Until recently, working at home was a privilege allowed to only a few lucky people by their employers. The advantages of doing work away from an office were numerous: The grind of a daily commute could be avoided; on-the-job hours could be juggled to accommodate personal appointments and children’s schedules; annoying, time-wasting meetings were no longer an issue; and any dress code was non-existent.

Most studies indicated that people working from home were at least as productive as those contained in drab office cubicles under the watchful eyes of managers. But managers being what they are, most tended to resist letting their underlings off the leash.

Now, with stay-at-home orders as the prime method of beating the coronavirus, a large share of the people who have hung on to their jobs in the pandemic-driven economic slump are working at home. Economists are predicting this will mark a permanent shift toward employees doing their jobs remotely.

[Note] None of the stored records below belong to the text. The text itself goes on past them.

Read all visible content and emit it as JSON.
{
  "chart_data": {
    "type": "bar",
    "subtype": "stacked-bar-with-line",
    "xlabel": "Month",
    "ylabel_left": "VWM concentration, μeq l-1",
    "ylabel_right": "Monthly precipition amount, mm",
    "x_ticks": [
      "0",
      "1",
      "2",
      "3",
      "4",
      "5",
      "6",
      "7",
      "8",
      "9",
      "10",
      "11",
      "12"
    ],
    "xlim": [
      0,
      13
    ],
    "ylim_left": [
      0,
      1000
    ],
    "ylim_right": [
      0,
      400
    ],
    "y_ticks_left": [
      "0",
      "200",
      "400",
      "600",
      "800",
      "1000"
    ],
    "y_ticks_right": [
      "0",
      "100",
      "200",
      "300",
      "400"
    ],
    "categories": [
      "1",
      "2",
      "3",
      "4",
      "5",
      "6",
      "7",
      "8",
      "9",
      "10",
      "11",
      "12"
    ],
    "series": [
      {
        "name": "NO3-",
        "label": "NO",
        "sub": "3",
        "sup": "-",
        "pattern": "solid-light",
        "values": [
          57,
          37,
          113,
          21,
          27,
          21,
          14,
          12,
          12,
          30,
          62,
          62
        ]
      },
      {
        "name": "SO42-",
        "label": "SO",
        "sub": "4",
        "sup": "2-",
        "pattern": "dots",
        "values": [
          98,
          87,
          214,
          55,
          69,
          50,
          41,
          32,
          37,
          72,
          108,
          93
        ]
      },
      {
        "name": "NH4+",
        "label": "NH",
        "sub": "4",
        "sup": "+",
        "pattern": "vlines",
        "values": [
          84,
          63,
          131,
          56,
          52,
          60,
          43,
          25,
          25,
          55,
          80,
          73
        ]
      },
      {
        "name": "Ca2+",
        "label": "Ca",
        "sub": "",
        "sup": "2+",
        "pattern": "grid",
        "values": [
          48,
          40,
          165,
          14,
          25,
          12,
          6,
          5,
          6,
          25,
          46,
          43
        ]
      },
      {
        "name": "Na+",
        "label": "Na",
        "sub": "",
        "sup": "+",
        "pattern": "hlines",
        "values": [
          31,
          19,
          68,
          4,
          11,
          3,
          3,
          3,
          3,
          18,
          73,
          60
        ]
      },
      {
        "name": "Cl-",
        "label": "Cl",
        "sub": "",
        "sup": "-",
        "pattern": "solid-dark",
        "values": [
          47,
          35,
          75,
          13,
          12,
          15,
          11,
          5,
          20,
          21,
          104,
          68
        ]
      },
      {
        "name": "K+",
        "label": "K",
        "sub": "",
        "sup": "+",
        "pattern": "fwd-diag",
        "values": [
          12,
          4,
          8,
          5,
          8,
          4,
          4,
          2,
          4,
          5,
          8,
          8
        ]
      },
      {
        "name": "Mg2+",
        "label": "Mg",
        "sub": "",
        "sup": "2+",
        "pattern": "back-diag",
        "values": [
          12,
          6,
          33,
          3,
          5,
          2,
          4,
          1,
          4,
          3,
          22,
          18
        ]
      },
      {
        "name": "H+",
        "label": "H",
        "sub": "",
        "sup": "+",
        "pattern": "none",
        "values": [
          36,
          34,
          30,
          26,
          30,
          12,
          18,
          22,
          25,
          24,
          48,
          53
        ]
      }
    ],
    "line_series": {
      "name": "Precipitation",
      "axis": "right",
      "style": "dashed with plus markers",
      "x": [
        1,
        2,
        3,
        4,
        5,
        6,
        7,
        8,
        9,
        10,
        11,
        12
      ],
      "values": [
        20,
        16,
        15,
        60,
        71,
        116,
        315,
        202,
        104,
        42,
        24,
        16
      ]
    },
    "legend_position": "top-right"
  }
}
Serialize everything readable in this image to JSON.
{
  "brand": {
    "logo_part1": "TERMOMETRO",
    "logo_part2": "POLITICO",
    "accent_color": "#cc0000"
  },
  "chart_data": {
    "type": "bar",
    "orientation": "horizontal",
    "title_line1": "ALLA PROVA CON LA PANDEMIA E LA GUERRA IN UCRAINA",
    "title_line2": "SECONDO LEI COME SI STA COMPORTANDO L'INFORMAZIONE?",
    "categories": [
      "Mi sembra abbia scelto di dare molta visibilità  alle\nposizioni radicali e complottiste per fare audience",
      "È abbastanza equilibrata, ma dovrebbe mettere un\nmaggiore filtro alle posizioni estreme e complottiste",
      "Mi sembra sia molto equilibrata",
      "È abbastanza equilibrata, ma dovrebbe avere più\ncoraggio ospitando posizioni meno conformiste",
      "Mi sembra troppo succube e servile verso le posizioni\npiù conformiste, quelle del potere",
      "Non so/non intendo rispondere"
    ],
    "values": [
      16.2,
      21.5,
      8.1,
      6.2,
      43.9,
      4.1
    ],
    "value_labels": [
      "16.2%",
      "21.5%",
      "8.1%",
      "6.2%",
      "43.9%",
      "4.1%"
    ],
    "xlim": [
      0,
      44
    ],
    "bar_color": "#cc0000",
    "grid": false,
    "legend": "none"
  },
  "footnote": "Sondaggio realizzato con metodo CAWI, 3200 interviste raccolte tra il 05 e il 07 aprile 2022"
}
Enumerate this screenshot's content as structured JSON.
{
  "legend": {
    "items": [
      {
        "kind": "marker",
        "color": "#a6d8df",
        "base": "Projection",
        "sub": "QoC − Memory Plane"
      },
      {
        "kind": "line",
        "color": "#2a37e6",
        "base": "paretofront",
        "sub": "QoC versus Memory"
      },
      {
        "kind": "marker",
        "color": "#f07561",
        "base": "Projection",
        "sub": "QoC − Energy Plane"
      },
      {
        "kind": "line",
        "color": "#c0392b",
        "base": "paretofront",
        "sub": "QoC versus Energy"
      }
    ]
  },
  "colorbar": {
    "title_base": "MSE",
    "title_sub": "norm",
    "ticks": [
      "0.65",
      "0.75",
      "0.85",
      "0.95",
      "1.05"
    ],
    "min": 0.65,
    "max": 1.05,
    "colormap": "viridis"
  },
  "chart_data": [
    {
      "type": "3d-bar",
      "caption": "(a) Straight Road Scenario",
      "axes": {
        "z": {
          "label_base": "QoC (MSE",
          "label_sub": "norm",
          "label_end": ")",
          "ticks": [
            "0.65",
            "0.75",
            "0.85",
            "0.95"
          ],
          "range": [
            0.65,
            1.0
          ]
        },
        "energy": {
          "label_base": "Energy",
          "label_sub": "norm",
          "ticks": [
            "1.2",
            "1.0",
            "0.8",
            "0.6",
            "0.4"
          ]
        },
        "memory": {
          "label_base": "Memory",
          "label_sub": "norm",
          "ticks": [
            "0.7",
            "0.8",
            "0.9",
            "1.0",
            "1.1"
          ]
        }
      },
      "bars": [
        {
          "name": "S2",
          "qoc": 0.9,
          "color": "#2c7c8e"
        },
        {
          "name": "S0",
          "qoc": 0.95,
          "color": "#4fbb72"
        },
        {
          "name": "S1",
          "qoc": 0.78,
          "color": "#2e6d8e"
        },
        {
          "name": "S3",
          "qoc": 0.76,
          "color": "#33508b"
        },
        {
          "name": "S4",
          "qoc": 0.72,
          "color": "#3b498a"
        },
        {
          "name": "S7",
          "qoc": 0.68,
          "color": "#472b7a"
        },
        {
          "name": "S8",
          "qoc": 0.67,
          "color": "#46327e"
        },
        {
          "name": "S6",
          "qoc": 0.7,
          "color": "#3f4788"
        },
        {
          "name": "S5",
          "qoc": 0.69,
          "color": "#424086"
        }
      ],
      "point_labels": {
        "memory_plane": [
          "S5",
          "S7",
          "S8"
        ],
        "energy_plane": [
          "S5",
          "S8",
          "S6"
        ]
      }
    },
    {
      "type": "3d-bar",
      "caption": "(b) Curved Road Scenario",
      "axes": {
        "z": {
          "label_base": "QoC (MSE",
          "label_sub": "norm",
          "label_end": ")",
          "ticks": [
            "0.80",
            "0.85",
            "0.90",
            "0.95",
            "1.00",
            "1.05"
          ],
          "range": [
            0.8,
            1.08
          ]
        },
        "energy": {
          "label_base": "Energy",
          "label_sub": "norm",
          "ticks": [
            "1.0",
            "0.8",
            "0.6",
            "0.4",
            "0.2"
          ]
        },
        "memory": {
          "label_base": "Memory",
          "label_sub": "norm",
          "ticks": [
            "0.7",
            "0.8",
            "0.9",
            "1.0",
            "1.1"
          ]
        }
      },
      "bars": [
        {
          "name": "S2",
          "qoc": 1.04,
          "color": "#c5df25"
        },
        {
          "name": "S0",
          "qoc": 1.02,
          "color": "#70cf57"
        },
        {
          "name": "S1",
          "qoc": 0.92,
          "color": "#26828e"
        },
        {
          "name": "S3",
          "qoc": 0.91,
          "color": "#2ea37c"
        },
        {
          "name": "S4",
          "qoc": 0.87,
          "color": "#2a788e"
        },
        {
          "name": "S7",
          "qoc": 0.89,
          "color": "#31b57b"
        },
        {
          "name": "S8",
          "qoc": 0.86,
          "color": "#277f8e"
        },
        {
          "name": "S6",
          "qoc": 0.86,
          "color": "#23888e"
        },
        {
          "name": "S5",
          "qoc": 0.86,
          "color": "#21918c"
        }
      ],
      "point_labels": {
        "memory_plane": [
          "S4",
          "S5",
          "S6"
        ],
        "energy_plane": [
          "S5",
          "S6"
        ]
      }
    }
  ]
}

This may sound like a positive, humane development, but those suspicious managers are still running things, and they can now turn to high-tech tools to track all those errant employees. Monitoring software will allow them to keep track of the number of keystrokes used on a keyboard and take measures of productivity. They can get screen shots to see which applications a worker has opened on his computer. Cameras and GPS trackers will show them exactly where the employee is and what she is doing at any given moment.

In other words, the independence of working at home is going to be steadily undermined and replaced with a spy system that will make home-sweet-home feel like a dystopian nightmare.